I recently lambasted AA Gill over on the Daily Duck, but this week he wrote two eminently sensible things in his TV review column for the Sunday Times.
Gill - an incorrigible contrarian - hates everything of course, but by the law of averages he's sometimes right. I was going to post about his thoughts on The Great Global Warming Swindle, but I find that McCabism has beaten me to it. However, his critique of another incorrigible contrarian, the Younger Hitchens, is also spot on:
George Monbiot turned up in Peter Hitchens’s splenetic rant about David Cameron and the Conservatives, Cameron — Toff at the Top (Monday, C4). Seeing Monbiot and Hitchens together reminded me of those animal photos, beloved of the tabloids, where Alsatians marry ducks and tigers cohabit with goats. Among journalists, Hitchens is fondly known by the nickname Bonkers. He’s called Bonkers Hitchens because he is raving bonkers, in a way that sells papers but makes him very annoying to sit next to on long flights. I’ve covered elections with him and seen him chase cars like an incensed border collie.

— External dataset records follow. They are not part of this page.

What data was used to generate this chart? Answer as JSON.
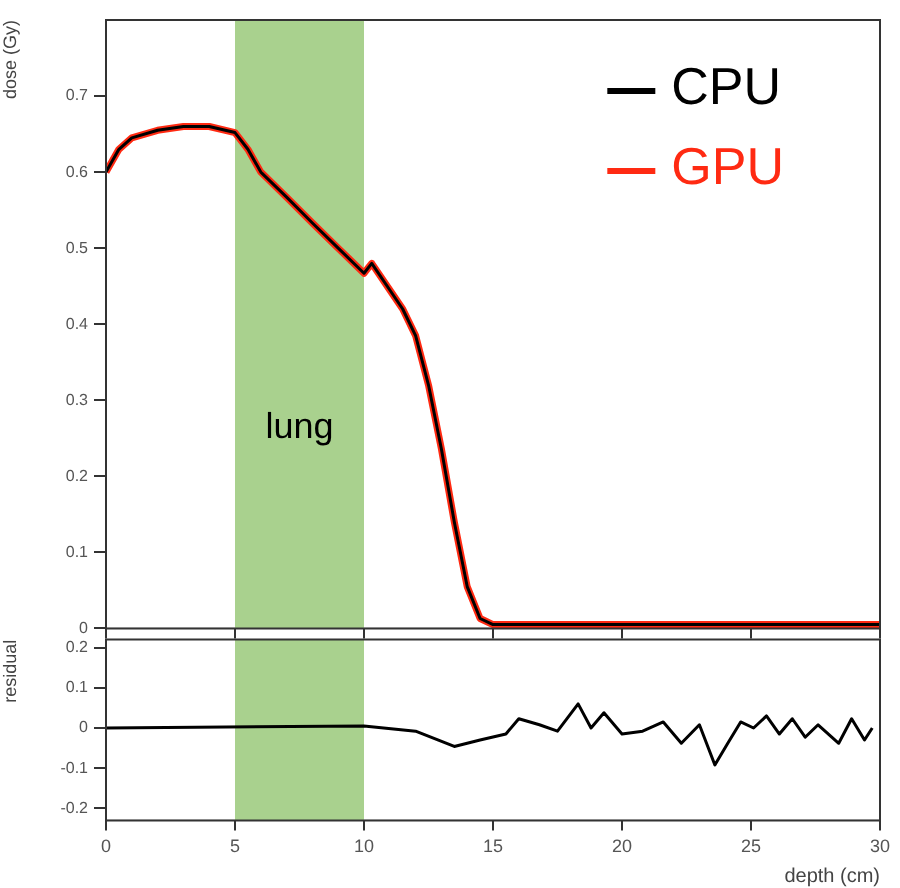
{
  "chart_data": [
    {
      "type": "line",
      "ylabel": "dose (Gy)",
      "x": [
        0,
        0.5,
        1,
        2,
        3,
        4,
        5,
        5.5,
        6,
        7,
        8,
        9,
        10,
        10.3,
        11,
        11.5,
        12,
        12.5,
        13,
        13.5,
        14,
        14.5,
        15,
        17,
        20,
        25,
        30
      ],
      "series": [
        {
          "name": "CPU",
          "color": "#000000",
          "values": [
            0.6,
            0.63,
            0.645,
            0.655,
            0.66,
            0.66,
            0.652,
            0.63,
            0.6,
            0.567,
            0.533,
            0.5,
            0.467,
            0.48,
            0.445,
            0.42,
            0.385,
            0.32,
            0.236,
            0.14,
            0.055,
            0.013,
            0.005,
            0.005,
            0.005,
            0.005,
            0.005
          ]
        },
        {
          "name": "GPU",
          "color": "#ff2a12",
          "values": [
            0.6,
            0.63,
            0.645,
            0.655,
            0.66,
            0.66,
            0.652,
            0.63,
            0.6,
            0.567,
            0.533,
            0.5,
            0.467,
            0.48,
            0.445,
            0.42,
            0.385,
            0.32,
            0.236,
            0.14,
            0.055,
            0.013,
            0.005,
            0.005,
            0.005,
            0.005,
            0.005
          ]
        }
      ],
      "xlim": [
        0,
        30
      ],
      "xticks": [
        0,
        5,
        10,
        15,
        20,
        25,
        30
      ],
      "ylim": [
        0,
        0.8
      ],
      "yticks": [
        0,
        0.1,
        0.2,
        0.3,
        0.4,
        0.5,
        0.6,
        0.7
      ],
      "tick_labels": "y",
      "legend": "top right",
      "grid": false,
      "bands": [
        {
          "axis": "x",
          "from": 5,
          "to": 10,
          "label": "lung",
          "color": "#a9d18e"
        }
      ]
    },
    {
      "type": "line",
      "xlabel": "depth (cm)",
      "ylabel": "residual",
      "x": [
        0,
        10,
        12,
        13.5,
        14.5,
        15.5,
        16,
        16.8,
        17.5,
        18.3,
        18.8,
        19.3,
        20,
        20.8,
        21.6,
        22.3,
        23,
        23.6,
        24.1,
        24.6,
        25.1,
        25.6,
        26.1,
        26.6,
        27.1,
        27.6,
        28.4,
        28.9,
        29.4,
        29.7
      ],
      "series": [
        {
          "color": "#000000",
          "values": [
            0,
            0.005,
            -0.008,
            -0.046,
            -0.03,
            -0.015,
            0.023,
            0.008,
            -0.008,
            0.06,
            0,
            0.038,
            -0.015,
            -0.008,
            0.015,
            -0.038,
            0.008,
            -0.092,
            -0.038,
            0.015,
            0,
            0.03,
            -0.015,
            0.023,
            -0.023,
            0.008,
            -0.038,
            0.023,
            -0.03,
            0
          ]
        }
      ],
      "xlim": [
        0,
        30
      ],
      "xticks": [
        0,
        5,
        10,
        15,
        20,
        25,
        30
      ],
      "ylim": [
        -0.23,
        0.22
      ],
      "yticks": [
        -0.2,
        -0.1,
        0,
        0.1,
        0.2
      ],
      "legend": false,
      "grid": false,
      "bands": [
        {
          "axis": "x",
          "from": 5,
          "to": 10,
          "color": "#a9d18e"
        }
      ]
    }
  ]
}
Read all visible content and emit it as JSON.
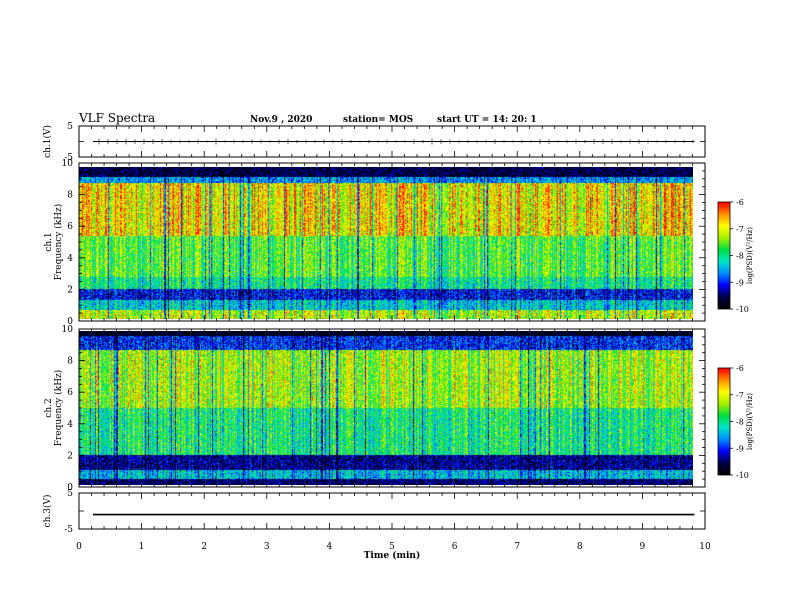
{
  "header": {
    "title": "VLF Spectra",
    "date": "Nov.9 , 2020",
    "station": "station= MOS",
    "start": "start UT = 14: 20: 1"
  },
  "chart_data": [
    {
      "type": "line",
      "panel": "ch1-waveform",
      "ylabel": "ch.1(V)",
      "ylim": [
        -5,
        5
      ],
      "y_ticks": [
        "5",
        "-5"
      ],
      "series": [
        {
          "values": [
            0
          ]
        }
      ]
    },
    {
      "type": "heatmap",
      "panel": "ch1-spectrogram",
      "ylabel": "ch.1 Frequency (kHz)",
      "ylim": [
        0,
        10
      ],
      "y_ticks": [
        "0",
        "2",
        "4",
        "6",
        "8",
        "10"
      ],
      "colorbar": {
        "label": "log(PSD)(V²/Hz)",
        "min": -10,
        "max": -6,
        "ticks": [
          "-6",
          "-7",
          "-8",
          "-9",
          "-10"
        ]
      }
    },
    {
      "type": "heatmap",
      "panel": "ch2-spectrogram",
      "ylabel": "ch.2 Frequency (kHz)",
      "ylim": [
        0,
        10
      ],
      "y_ticks": [
        "0",
        "2",
        "4",
        "6",
        "8",
        "10"
      ],
      "colorbar": {
        "label": "log(PSD)(V²/Hz)",
        "min": -10,
        "max": -6,
        "ticks": [
          "-6",
          "-7",
          "-8",
          "-9",
          "-10"
        ]
      }
    },
    {
      "type": "line",
      "panel": "ch3-waveform",
      "ylabel": "ch.3(V)",
      "ylim": [
        -5,
        5
      ],
      "y_ticks": [
        "5",
        "-5"
      ],
      "series": [
        {
          "values": [
            -1
          ]
        }
      ]
    }
  ],
  "x_axis": {
    "label": "Time (min)",
    "range": [
      0,
      10
    ],
    "ticks": [
      "0",
      "1",
      "2",
      "3",
      "4",
      "5",
      "6",
      "7",
      "8",
      "9",
      "10"
    ],
    "data_end": 9.83
  },
  "colors": {
    "scale": [
      "#000000",
      "#00004a",
      "#0000ff",
      "#0090ff",
      "#00e6c8",
      "#00e040",
      "#a8f000",
      "#ffff00",
      "#ff9000",
      "#ff0000"
    ]
  }
}
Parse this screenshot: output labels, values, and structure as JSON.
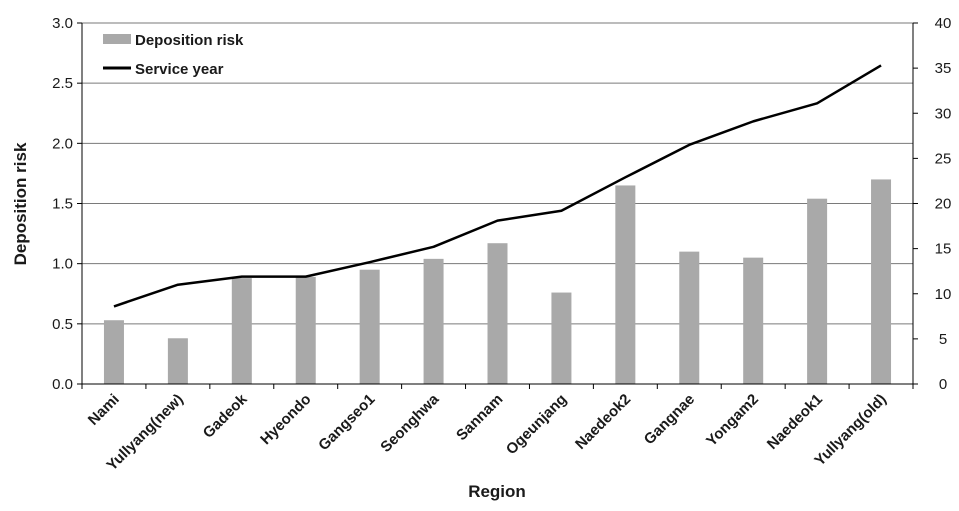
{
  "chart_data": {
    "type": "bar",
    "categories": [
      "Nami",
      "Yullyang(new)",
      "Gadeok",
      "Hyeondo",
      "Gangseo1",
      "Seonghwa",
      "Sannam",
      "Ogeunjang",
      "Naedeok2",
      "Gangnae",
      "Yongam2",
      "Naedeok1",
      "Yullyang(old)"
    ],
    "series": [
      {
        "name": "Deposition risk",
        "type": "bar",
        "axis": "left",
        "color": "#a9a9a9",
        "values": [
          0.53,
          0.38,
          0.88,
          0.89,
          0.95,
          1.04,
          1.17,
          0.76,
          1.65,
          1.1,
          1.05,
          1.54,
          1.7
        ]
      },
      {
        "name": "Service year",
        "type": "line",
        "axis": "right",
        "color": "#000000",
        "values": [
          8.6,
          11,
          11.9,
          11.9,
          13.5,
          15.2,
          18.1,
          19.2,
          22.9,
          26.5,
          29.1,
          31.1,
          35.3
        ]
      }
    ],
    "xlabel": "Region",
    "ylabel": "Deposition risk",
    "y2label": "",
    "ylim": [
      0,
      3.0
    ],
    "y2lim": [
      0,
      40
    ],
    "yticks": [
      "0.0",
      "0.5",
      "1.0",
      "1.5",
      "2.0",
      "2.5",
      "3.0"
    ],
    "y2ticks": [
      "0",
      "5",
      "10",
      "15",
      "20",
      "25",
      "30",
      "35",
      "40"
    ],
    "grid": true,
    "legend": "top-left"
  }
}
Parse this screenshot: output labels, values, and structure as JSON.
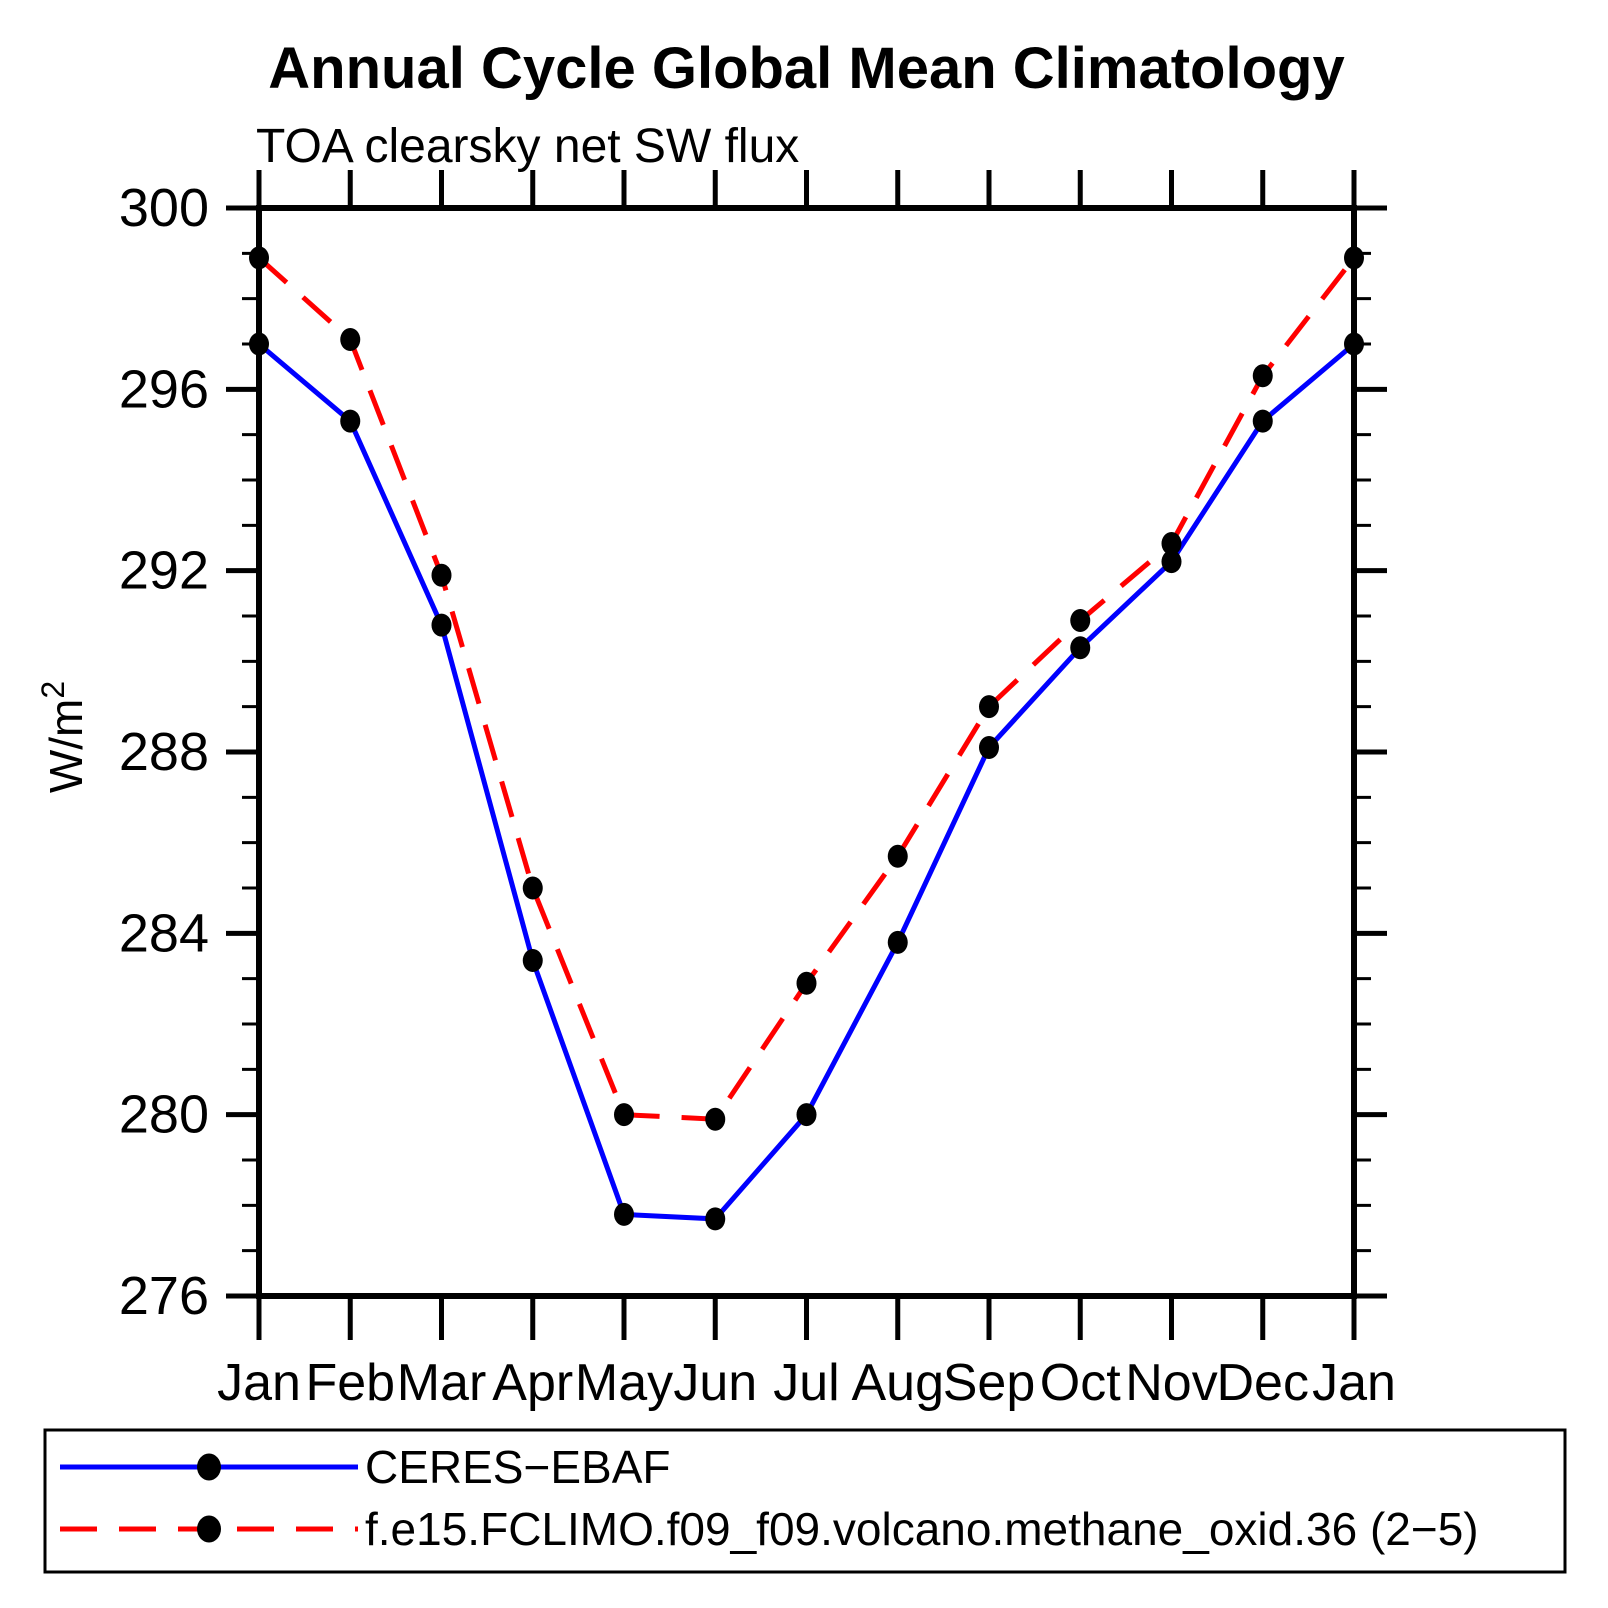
{
  "title": "Annual Cycle Global Mean Climatology",
  "subtitle": "TOA clearsky net SW flux",
  "axes": {
    "y_axis_label": "W/m²",
    "y_tick_labels": [
      "300",
      "296",
      "292",
      "288",
      "284",
      "280",
      "276"
    ],
    "x_tick_labels": [
      "Jan",
      "Feb",
      "Mar",
      "Apr",
      "May",
      "Jun",
      "Jul",
      "Aug",
      "Sep",
      "Oct",
      "Nov",
      "Dec",
      "Jan"
    ]
  },
  "legend": {
    "entries": [
      {
        "label": "CERES−EBAF",
        "line_color": "#0000ff",
        "line_style": "solid",
        "marker": "filled-circle",
        "marker_color": "#000000"
      },
      {
        "label": "f.e15.FCLIMO.f09_f09.volcano.methane_oxid.36 (2−5)",
        "line_color": "#ff0000",
        "line_style": "dashed",
        "marker": "filled-circle",
        "marker_color": "#000000"
      }
    ]
  },
  "chart_data": {
    "type": "line",
    "title": "Annual Cycle Global Mean Climatology",
    "subtitle": "TOA clearsky net SW flux",
    "xlabel": "",
    "ylabel": "W/m²",
    "categories": [
      "Jan",
      "Feb",
      "Mar",
      "Apr",
      "May",
      "Jun",
      "Jul",
      "Aug",
      "Sep",
      "Oct",
      "Nov",
      "Dec",
      "Jan"
    ],
    "series": [
      {
        "name": "CERES−EBAF",
        "color": "#0000ff",
        "style": "solid",
        "marker": "filled-circle",
        "marker_color": "#000000",
        "values": [
          297.0,
          295.3,
          290.8,
          283.4,
          277.8,
          277.7,
          280.0,
          283.8,
          288.1,
          290.3,
          292.2,
          295.3,
          297.0
        ]
      },
      {
        "name": "f.e15.FCLIMO.f09_f09.volcano.methane_oxid.36 (2−5)",
        "color": "#ff0000",
        "style": "dashed",
        "marker": "filled-circle",
        "marker_color": "#000000",
        "values": [
          298.9,
          297.1,
          291.9,
          285.0,
          280.0,
          279.9,
          282.9,
          285.7,
          289.0,
          290.9,
          292.6,
          296.3,
          298.9
        ]
      }
    ],
    "ylim": [
      276,
      300
    ],
    "y_major_ticks": [
      276,
      280,
      284,
      288,
      292,
      296,
      300
    ],
    "y_minor_step": 1,
    "grid": false,
    "legend_position": "bottom",
    "frame": "box-with-outward-ticks"
  }
}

His thesis is that Cameron is nothing but a filthy upper-class prat. He revealed this as if it was a well-guarded secret. Cameron, he insisted, as is the wont of his elitist privileged class, had taken the good old working-class Tory party and made it an annex of the smug, snobbish Labour party, thereby running together Magna Carta, habeas corpus and the rules of Association Football, thus destroying democracy as we understand it. The great thing about Hitchens is that he never disappoints. Blissfully, he is utterly bereft of self-irony. For Bonkers there was nothing remotely odd or absurdly hilarious about hating the Conservative party for having Eton-educated, upper-class boys in it. Hitchens should be encouraged to do more. He’s like a lost biblical character from The Life of Brian.